いま出なくてもいい電話には出ず、どうしても必要なこと以外には電話を使わないでください。

充電器なしで長時間を乗り切るために、携帯電話の電源を完全に切ってもいいでしょう。その場合は定期的に電源を入れ、返信をチェックしてください。

車で立ち往生した場合は、車から充電しましょう!

可能なら緊急通報する

警察などの緊急通報番号に電話したほうがいい状況であれば、試してみてください。

ほかの番号は無理でも、緊急通報番号ならつながるかもしれません。

いかなる場合も緊急通報番号への電話はつなぐよう、携帯電話会社は義務づけられているからです。

自分が契約している携帯電話会社の電波は、今いる森の中では圏外になるかもしれませんが、すぐ近くにほかの携帯電話会社の基地局が設置されている可能性があります。
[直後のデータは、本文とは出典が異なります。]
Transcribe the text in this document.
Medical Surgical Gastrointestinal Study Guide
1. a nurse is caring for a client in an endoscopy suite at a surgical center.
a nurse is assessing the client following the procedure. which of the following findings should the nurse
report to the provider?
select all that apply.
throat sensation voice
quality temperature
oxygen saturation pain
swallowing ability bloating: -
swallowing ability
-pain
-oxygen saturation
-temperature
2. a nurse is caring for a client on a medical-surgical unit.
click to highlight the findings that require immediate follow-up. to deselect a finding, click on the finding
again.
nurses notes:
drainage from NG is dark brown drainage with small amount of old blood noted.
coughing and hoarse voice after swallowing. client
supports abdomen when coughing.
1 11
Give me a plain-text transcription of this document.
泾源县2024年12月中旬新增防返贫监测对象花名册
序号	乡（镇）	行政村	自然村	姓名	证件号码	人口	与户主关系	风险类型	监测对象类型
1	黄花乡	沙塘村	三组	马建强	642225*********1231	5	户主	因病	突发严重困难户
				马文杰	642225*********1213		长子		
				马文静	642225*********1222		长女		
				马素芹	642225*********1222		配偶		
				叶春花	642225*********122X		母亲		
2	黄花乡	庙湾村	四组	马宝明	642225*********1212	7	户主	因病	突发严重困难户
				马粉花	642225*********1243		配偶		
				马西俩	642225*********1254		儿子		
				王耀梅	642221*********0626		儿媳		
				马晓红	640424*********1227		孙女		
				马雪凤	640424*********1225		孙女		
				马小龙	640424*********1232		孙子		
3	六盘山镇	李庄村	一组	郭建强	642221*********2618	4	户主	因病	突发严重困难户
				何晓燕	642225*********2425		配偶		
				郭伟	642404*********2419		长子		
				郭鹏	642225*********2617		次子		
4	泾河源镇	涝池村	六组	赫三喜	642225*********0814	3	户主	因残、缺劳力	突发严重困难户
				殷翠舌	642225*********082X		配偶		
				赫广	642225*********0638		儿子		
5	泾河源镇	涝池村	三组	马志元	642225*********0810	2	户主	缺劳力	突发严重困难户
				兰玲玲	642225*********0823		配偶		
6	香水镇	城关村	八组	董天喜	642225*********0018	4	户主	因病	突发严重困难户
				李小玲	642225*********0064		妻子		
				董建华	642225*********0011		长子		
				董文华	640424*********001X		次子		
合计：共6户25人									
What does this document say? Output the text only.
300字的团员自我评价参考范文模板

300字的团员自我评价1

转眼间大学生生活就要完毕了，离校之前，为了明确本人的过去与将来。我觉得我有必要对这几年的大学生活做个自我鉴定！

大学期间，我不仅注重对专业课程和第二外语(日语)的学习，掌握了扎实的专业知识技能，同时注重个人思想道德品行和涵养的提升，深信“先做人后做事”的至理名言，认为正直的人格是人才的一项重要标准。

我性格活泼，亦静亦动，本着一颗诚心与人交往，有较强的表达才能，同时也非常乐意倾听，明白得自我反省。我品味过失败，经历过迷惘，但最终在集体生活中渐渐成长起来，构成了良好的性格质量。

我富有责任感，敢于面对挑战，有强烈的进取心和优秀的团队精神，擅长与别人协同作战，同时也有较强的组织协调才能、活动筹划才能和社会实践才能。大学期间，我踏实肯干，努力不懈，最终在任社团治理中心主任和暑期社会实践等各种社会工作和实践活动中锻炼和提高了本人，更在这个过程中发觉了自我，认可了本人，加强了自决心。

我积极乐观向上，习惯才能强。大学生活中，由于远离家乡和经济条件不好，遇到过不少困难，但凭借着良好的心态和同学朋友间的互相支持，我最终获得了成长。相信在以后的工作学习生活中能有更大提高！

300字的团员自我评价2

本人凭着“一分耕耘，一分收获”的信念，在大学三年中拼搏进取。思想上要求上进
緊急通報したときは、途中で切れてしまう場合に備えて、はじめに重要な情報を伝えるようにしてください。

たとえば、居場所(できる限り正確な位置)や、通報理由、名前などです。携帯電話のバッテリーが切れそうだと伝えるのは、そのあとにしましょう。

動かずじっとしている

緊急時に避けるべき愚かな行為の1つは、一番やりたくなることでもあります。それは動き回ったり、場所を移動すること。

でも、今いる地点から動かないでください。

緊急通報番号や自宅にいる恋人に電話をし、自分の居場所を伝えたあとなら、なおさらです。あなたが前にいた場所に捜索隊が到着したところで、意味はありません。

ボイスメールの応答メッセージ変更は必要?

私が森で迷ったときは、ここにご紹介したステップのうち、緊急通報番号への電話以外はすべてやりました。

携帯電話の明るさを下げ、GPS座標を電話で確認し、私は道に迷って今ここにいると、夫にテキストメッセージを送りました。

携帯電話がどうにかつながる地点は、クモがうようよしている湿地で嫌だったのですが、私は我慢してそこにとどまり、夫からの返信を待ちました。

夫が道路へ戻るルートを示してくれたので、私はその説明どおりに進むと告げました。その間、夫は車を走らせて、私を迎えに来てくれました。最悪の事態は回避できたのです。

応答メッセージの変更はバッテリーを消費する

もしそれがうまくいかなかったら、ボイスメールの応答メッセージを変更したかって? 

とんでもない! 

ボイスメールの応答メッセージを変更するほうが、テキストメッセージを送信するよりバッテリーを消費しますから、私は貴重な電力を節約するほうを選びます。

相手が電話を受けないと意味がない

それに、そもそも私のボイスメールの応答メッセージを聞く人がいるのかという問題もあります。

メッセージというものは、対応できる人に届かない限り、役には立ちません。

そして夫は私の応答メッセージを聞くことなどないのです。私が電話に出ないときは、テキストメッセージを送ってきます。

みなさんの友達や家族もおそらく同じでしょう。私のボイスメール応答メッセージを聞くのは、車の延長保証について連絡してくるロボットくらいのものです。

通信会社につながらない可能性もある

いずれにせよ、携帯電話の電波が使えなければ、ボイスメールの応答メッセージを変更することはできません。

たしかに、応答メッセージは携帯電話会社に保存されますから、電話のバッテリーが切れても、電話をかけた人はメッセージを聞くことができるでしょう。

ですが、そもそも携帯電話会社に接続してメッセージを変更できないのなら、どうしようもありません。

携帯電話会社によっては、ほかの携帯電話や固定電話からボイスメールの応答メッセージを変更できる場合もあるので、理屈の上では試してみることは可能です。


とはいえ、メッセージ変更が役に立つような状況はそうそうありません。

バッテリーが切れたときに電話を持っている人に出会ったものの、その人はどういうわけかあなたの電話を充電する手助けができないといった場合でしょうか。

あるいは、緊急の連絡先にテキストメッセージを送ることも電話をかけることもできないけれど、ボイスメールの応答メッセージを誰かが聞いてくれるまで待つ余裕はあるといった場合でしょうか。

何だか現実離れした話ですね。

それよりも知っている誰かにテキストメッセージを送るか、緊急の場合は緊急通報番号に電話するようにしましょう。